Although rare, some cases of anaphylaxis due to midazolam have been reported [11,12,13]. In these previous reports, anaphylaxis due to midazolam was diagnosed when severe hypotension, decreased oxygen saturation, and skin symptoms suddenly appeared 1–2 min after intravenous midazolam. Although there are few reports of anaphylaxis due to midazolam allergy itself, most cases occurred within a few minutes after its administration, which is consistent with the fact that allergy to remimazolam, which is structurally similar to midazolam, would also cause anaphylaxis within a few minutes after administration.

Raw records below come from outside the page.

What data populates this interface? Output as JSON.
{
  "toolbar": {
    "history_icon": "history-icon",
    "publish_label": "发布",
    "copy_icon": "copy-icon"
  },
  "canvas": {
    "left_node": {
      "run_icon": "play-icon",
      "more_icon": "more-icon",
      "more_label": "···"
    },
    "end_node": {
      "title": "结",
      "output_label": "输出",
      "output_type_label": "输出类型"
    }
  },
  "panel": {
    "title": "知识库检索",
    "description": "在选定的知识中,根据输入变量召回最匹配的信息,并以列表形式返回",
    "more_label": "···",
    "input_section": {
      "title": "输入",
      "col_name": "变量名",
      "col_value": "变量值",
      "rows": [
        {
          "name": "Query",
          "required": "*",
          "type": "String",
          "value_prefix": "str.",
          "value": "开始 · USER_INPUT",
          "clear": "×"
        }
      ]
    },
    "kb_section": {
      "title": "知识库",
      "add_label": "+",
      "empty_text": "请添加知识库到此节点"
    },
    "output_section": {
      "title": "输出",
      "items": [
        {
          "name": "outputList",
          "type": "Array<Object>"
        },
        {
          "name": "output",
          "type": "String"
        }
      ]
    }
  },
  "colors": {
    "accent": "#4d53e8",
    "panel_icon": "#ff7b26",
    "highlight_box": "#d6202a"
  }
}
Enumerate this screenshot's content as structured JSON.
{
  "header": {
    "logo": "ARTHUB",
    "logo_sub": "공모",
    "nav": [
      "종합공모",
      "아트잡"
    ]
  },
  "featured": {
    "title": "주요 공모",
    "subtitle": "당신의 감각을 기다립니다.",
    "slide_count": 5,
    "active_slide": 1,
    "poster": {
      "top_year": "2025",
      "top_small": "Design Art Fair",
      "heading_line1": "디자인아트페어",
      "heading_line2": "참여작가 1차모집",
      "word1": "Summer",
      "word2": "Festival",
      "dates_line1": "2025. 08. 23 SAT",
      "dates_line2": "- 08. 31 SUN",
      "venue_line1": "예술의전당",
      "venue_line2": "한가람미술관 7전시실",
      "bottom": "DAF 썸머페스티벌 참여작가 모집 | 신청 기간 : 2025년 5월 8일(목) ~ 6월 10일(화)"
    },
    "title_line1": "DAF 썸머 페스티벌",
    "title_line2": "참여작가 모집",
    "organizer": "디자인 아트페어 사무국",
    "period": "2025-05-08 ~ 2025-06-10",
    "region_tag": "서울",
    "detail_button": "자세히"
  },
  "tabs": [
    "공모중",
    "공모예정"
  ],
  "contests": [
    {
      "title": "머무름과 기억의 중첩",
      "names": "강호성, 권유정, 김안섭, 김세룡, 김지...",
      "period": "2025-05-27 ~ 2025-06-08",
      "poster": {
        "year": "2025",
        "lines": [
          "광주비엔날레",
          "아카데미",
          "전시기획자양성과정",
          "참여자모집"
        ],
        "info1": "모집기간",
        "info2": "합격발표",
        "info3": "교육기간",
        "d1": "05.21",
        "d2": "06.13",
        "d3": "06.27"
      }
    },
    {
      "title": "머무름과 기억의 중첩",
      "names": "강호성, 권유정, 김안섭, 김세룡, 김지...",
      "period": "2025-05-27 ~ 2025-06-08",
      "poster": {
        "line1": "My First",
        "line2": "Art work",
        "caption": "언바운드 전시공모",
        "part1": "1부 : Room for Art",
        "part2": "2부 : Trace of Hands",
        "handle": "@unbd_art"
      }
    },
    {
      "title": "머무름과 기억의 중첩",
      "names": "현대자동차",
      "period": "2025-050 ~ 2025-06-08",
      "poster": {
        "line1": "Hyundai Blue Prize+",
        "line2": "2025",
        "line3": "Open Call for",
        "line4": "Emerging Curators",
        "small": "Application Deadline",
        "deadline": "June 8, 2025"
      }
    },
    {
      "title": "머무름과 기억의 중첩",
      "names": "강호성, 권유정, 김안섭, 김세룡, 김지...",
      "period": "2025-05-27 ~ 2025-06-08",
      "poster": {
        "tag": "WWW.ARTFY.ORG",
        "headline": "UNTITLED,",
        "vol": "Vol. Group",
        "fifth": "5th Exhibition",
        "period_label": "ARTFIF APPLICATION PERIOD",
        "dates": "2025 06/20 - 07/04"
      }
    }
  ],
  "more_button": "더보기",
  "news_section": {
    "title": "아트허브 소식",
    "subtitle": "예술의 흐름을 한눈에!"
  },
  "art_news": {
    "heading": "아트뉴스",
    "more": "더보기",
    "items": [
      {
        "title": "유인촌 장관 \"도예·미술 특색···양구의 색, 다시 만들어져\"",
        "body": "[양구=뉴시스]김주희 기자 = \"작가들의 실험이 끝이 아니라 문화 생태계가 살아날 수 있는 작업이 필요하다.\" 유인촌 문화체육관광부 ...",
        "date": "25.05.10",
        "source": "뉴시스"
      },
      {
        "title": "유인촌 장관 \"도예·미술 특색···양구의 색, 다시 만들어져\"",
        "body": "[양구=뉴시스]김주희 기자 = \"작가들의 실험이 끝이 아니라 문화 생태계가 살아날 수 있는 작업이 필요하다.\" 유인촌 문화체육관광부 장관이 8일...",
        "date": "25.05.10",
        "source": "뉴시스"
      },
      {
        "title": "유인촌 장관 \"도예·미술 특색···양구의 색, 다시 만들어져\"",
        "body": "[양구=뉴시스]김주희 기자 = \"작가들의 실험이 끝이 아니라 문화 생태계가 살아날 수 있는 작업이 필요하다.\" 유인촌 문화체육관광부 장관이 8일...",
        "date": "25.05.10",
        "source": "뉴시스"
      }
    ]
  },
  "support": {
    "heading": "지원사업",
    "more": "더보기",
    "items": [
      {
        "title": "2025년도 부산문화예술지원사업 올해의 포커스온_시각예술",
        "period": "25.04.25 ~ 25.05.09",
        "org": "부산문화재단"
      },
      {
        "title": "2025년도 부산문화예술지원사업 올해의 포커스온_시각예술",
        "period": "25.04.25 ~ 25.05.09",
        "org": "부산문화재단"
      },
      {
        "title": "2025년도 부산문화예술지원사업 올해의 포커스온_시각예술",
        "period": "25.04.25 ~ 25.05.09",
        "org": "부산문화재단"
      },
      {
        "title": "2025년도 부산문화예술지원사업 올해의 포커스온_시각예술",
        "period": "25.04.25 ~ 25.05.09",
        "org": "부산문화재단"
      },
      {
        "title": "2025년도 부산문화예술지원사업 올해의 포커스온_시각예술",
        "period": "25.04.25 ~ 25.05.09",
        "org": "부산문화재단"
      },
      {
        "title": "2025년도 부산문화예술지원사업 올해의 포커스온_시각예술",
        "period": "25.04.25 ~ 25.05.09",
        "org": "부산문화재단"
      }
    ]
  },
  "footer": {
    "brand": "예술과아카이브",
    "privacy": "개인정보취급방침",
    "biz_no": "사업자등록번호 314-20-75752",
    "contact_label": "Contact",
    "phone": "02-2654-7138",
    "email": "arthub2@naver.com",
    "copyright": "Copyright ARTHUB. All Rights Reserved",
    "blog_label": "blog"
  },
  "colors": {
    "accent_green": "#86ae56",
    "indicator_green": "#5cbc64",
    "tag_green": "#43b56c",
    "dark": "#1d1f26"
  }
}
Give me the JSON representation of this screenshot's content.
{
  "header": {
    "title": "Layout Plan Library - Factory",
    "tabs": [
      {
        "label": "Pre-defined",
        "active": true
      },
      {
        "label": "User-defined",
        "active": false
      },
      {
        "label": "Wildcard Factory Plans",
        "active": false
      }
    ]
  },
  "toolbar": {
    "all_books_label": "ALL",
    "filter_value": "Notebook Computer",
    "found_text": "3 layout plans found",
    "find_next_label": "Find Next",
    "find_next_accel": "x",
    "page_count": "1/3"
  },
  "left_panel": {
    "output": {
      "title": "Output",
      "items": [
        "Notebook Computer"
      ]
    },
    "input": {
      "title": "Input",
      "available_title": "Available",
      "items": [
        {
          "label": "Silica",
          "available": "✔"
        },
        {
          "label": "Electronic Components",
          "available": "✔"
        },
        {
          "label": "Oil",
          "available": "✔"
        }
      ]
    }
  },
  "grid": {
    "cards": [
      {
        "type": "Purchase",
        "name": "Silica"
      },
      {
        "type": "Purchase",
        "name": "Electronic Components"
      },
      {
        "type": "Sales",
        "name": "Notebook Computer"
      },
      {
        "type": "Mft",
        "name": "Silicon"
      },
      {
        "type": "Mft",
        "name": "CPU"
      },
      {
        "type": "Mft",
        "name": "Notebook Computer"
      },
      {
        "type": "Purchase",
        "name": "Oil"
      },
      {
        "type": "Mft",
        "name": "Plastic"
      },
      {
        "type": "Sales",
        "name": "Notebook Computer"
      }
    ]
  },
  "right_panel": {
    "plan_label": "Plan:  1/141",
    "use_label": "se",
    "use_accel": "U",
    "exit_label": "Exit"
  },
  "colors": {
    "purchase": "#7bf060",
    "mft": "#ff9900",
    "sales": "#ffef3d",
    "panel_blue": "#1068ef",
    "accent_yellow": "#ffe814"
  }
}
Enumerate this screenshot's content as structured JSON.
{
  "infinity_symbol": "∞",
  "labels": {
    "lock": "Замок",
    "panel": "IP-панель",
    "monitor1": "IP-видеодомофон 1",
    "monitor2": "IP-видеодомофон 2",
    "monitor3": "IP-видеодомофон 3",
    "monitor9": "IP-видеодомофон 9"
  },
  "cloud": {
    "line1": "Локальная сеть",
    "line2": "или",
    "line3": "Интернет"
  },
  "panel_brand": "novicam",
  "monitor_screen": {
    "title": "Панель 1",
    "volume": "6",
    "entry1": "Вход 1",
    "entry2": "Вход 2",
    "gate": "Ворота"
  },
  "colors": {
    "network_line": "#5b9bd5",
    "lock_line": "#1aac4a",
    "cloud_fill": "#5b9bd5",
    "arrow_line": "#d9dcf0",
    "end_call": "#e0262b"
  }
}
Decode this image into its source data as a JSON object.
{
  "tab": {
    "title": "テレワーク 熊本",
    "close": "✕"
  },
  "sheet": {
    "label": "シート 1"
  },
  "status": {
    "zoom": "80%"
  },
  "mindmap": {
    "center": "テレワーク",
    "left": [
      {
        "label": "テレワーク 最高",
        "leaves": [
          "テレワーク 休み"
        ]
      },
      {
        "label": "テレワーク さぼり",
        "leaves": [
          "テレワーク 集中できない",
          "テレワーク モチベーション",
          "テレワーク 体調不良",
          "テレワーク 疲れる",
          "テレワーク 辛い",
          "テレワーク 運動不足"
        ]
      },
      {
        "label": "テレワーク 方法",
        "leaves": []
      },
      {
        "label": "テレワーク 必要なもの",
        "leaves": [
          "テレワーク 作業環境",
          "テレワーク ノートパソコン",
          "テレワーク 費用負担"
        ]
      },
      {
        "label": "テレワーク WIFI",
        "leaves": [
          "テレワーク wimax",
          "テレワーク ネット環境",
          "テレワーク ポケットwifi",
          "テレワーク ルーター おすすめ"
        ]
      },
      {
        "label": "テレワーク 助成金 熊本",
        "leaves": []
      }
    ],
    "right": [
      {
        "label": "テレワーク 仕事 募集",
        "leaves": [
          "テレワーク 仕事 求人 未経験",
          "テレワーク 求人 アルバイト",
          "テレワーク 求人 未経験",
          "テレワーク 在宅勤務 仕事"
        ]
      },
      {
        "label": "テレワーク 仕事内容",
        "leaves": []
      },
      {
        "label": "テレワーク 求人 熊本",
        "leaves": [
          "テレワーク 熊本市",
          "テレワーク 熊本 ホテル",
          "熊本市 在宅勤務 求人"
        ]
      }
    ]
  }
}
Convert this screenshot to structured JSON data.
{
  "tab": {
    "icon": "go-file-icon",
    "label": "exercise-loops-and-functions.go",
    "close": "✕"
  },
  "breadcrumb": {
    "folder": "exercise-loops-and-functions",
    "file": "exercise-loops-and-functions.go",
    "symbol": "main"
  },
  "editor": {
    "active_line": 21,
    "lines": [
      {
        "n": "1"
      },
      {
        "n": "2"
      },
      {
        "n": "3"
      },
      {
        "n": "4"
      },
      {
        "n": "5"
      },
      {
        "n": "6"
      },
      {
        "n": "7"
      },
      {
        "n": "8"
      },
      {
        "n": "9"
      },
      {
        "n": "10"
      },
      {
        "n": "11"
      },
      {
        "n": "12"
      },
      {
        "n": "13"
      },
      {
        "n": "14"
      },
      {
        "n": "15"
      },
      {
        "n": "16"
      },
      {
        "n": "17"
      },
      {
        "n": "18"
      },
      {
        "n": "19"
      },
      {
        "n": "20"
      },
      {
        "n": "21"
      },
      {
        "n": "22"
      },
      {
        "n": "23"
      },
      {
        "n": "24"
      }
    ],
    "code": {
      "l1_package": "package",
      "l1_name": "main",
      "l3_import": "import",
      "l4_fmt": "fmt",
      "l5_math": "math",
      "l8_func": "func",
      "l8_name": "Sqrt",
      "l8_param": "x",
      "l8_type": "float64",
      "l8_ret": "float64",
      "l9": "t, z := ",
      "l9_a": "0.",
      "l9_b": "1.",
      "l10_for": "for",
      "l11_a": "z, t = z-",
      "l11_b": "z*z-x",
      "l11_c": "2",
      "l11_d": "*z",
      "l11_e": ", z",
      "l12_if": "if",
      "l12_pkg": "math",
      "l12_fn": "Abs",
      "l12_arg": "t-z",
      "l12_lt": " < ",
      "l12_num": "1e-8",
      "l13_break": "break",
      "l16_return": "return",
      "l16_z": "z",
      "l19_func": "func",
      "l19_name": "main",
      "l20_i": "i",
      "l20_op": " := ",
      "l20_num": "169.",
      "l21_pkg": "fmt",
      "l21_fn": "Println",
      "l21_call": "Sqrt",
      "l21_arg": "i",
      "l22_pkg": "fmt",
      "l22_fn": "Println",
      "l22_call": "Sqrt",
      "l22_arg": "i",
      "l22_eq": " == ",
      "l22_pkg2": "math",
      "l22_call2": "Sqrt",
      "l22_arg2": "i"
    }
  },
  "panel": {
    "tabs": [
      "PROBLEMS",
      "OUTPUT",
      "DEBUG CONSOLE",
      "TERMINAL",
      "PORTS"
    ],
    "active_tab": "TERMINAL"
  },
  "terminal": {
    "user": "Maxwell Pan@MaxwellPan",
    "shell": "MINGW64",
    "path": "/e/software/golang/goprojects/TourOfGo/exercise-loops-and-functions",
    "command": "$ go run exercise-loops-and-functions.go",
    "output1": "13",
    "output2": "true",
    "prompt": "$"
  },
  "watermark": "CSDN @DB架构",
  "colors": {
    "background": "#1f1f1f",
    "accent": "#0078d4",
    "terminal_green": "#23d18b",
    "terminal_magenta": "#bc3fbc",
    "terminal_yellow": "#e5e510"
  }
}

The high levels of histamine in blood samples obtained after the onset of symptoms in this case also suggest an immediate allergic reaction. Serum tryptase is known to be elevated during anaphylaxis, but there was no significant change in this case. Jeon et al. [11] also reported midazolam anaphylaxis without elevation of serum tryptase levels, which should be carefully evaluated in the future [14].

The first-line drug for the treatment of anaphylaxis is adrenaline. However, appropriate use of adrenaline in terms of dosage and rate of administration requires careful monitoring, because excessive amounts can cause ventricular tachycardia, excessive hypertension, myocardial damage, coronary artery spasm, and pulmonary edema [15]. In our case, adrenaline was administered intravenously at an initial dose of 0.5 mg, followed by 0.25 mg intravenously. The adrenaline doses recommended by the guidelines of different countries vary [16,17,18,19]. We believe that the intravenous dose of 0.5 mg of adrenaline was acceptable, even though his systolic blood pressure increased to more than 180 mmHg after the administration of adrenaline, because our patient seemed about to go into cardiac arrest.

In anaphylactic shock, which requires high doses of adrenaline for treatment, it is necessary to be aware of subsequent complications. A study by Cha [20] assessing troponin levels and echocardiography confirmed the occurrence of myocardial damage in 7.3% of 300 patients with anaphylaxis. In the present case, troponin was positive in blood samples collected at the time of ICU admission. During intensive care management, occurrence of a second wave of anaphylaxis and cardiac disorders that can occur after anaphylaxis, such as Kounis syndrome [21] and Takotsubo cardiomyopathy [22], was ruled out by continued echocardiography monitoring. Fortunately, the patient recovered without major complications and could be extubated the day after the event.

This case report shows that remimazolam, although a useful drug, can cause anaphylaxis. Cross-reactivity with midazolam is also possible. Therefore, it is important to observe the patient during induction of anesthesia and to treat anaphylaxis-induced hypotension with adrenaline as soon as possible.